Woodstock Ulusu’nun-rock and roll müziğini takıntı haline getiren ve genel olarak konuşursak hippi eğilimli gençlerden oluşan grup-üyesi olan yaşlıların sayısı fazla değildir.( Bugünlerde bu ulusun ilk üyelerinden bazıları orta ve orta yaş üstüne yaklaşıyor.) Bu tür uluslar yatay olarak oluşurlar; söz medya aracılığıyla kartopu gibi büyüyerek yayılır.

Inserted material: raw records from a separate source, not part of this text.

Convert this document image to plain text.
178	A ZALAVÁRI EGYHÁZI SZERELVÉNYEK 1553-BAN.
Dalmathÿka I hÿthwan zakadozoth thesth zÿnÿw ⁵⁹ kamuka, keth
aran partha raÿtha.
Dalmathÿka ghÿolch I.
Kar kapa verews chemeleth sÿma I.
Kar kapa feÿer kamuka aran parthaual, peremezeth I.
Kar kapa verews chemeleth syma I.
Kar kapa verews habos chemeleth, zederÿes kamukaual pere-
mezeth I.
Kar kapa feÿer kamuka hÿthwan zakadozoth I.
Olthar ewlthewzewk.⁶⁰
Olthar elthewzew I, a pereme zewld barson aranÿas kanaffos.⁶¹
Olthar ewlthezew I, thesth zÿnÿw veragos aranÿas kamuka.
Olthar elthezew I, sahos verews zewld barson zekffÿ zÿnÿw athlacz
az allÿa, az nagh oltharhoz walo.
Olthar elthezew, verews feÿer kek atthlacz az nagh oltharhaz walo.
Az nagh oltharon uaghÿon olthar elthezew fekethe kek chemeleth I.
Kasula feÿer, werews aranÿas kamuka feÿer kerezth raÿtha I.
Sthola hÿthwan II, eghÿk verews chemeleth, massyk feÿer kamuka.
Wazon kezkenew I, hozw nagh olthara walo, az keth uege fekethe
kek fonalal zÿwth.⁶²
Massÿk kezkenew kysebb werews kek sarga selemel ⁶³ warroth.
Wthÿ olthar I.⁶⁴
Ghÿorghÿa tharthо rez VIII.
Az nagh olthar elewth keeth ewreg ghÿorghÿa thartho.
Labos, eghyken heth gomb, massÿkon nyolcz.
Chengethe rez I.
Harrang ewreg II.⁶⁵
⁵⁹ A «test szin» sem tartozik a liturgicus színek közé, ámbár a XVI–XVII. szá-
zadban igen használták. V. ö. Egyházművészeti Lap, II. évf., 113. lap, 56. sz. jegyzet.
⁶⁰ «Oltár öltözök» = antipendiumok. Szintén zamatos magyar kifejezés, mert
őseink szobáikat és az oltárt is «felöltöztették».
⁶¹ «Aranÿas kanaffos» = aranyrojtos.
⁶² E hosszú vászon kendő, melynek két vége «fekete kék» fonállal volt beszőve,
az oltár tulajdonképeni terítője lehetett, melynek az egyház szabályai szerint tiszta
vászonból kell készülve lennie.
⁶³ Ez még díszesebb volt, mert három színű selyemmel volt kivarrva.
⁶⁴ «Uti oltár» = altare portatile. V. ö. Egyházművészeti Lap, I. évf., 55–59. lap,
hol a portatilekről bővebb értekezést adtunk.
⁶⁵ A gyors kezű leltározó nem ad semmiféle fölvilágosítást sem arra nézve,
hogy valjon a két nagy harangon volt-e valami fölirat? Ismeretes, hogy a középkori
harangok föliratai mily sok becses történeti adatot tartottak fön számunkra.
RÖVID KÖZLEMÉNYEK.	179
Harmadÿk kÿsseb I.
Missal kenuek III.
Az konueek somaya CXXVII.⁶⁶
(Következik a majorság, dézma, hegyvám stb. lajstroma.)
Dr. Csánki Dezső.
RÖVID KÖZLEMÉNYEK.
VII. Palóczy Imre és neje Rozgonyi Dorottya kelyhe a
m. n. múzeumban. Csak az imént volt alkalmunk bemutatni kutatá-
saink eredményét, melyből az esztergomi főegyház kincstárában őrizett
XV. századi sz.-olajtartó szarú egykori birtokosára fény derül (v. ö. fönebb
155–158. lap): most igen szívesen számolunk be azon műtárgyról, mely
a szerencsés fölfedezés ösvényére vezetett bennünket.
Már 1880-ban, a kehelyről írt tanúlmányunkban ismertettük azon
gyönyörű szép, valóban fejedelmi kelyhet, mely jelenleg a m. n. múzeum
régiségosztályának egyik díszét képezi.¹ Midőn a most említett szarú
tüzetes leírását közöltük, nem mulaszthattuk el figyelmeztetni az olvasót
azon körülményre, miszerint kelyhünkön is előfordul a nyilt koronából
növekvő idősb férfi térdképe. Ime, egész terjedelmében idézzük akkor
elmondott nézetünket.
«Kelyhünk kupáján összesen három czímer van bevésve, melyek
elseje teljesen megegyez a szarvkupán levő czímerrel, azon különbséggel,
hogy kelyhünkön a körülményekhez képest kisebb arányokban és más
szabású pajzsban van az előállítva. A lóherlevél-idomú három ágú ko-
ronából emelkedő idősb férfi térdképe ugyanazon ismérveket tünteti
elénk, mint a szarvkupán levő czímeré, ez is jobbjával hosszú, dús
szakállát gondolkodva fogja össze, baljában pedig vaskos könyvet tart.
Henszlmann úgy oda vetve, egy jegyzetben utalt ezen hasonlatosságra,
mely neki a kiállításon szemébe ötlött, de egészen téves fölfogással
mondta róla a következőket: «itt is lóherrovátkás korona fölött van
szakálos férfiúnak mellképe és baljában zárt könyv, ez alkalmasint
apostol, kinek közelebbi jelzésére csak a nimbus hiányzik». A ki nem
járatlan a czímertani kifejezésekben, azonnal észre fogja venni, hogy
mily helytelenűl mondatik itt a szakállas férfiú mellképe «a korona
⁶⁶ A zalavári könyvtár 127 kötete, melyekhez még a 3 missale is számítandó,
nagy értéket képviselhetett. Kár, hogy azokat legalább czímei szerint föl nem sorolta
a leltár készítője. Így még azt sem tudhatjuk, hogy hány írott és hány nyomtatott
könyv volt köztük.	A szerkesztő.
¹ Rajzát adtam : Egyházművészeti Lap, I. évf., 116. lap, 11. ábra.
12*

Woodstock Ulusu sadece bir metafordur; hiç kimsenin bu ulusa tutkulu bir bağlılığı yoktur; en azından çok-kültürlü bir toplumda diğer pek çok ulusla karşılaştırıldığında. Bir rock konserinde buluşan insanlar, kesinlikle istikrarlı bir grup değildir. Aslında birbirlerinden çok sahnede bağırıp çağıran göstericilerle etkileşirler. (MTV izleyicileri kadar yalıtık değildirler.) Onları birbirine bağlayan şey konser deneyimi değil, bir kültürdür, bir zihin çerçevesidir. Modern toplumda uluslar istikrarlılık derecesi ve bağlılık miktarı bakımından farklıdırlar. Woodstock Ulusu bir uçta olabilir; kanlı yeminleri, tuhaf ritüelleri ve mistik bağlarıyla gizli dernekler diğer uçta olabilir.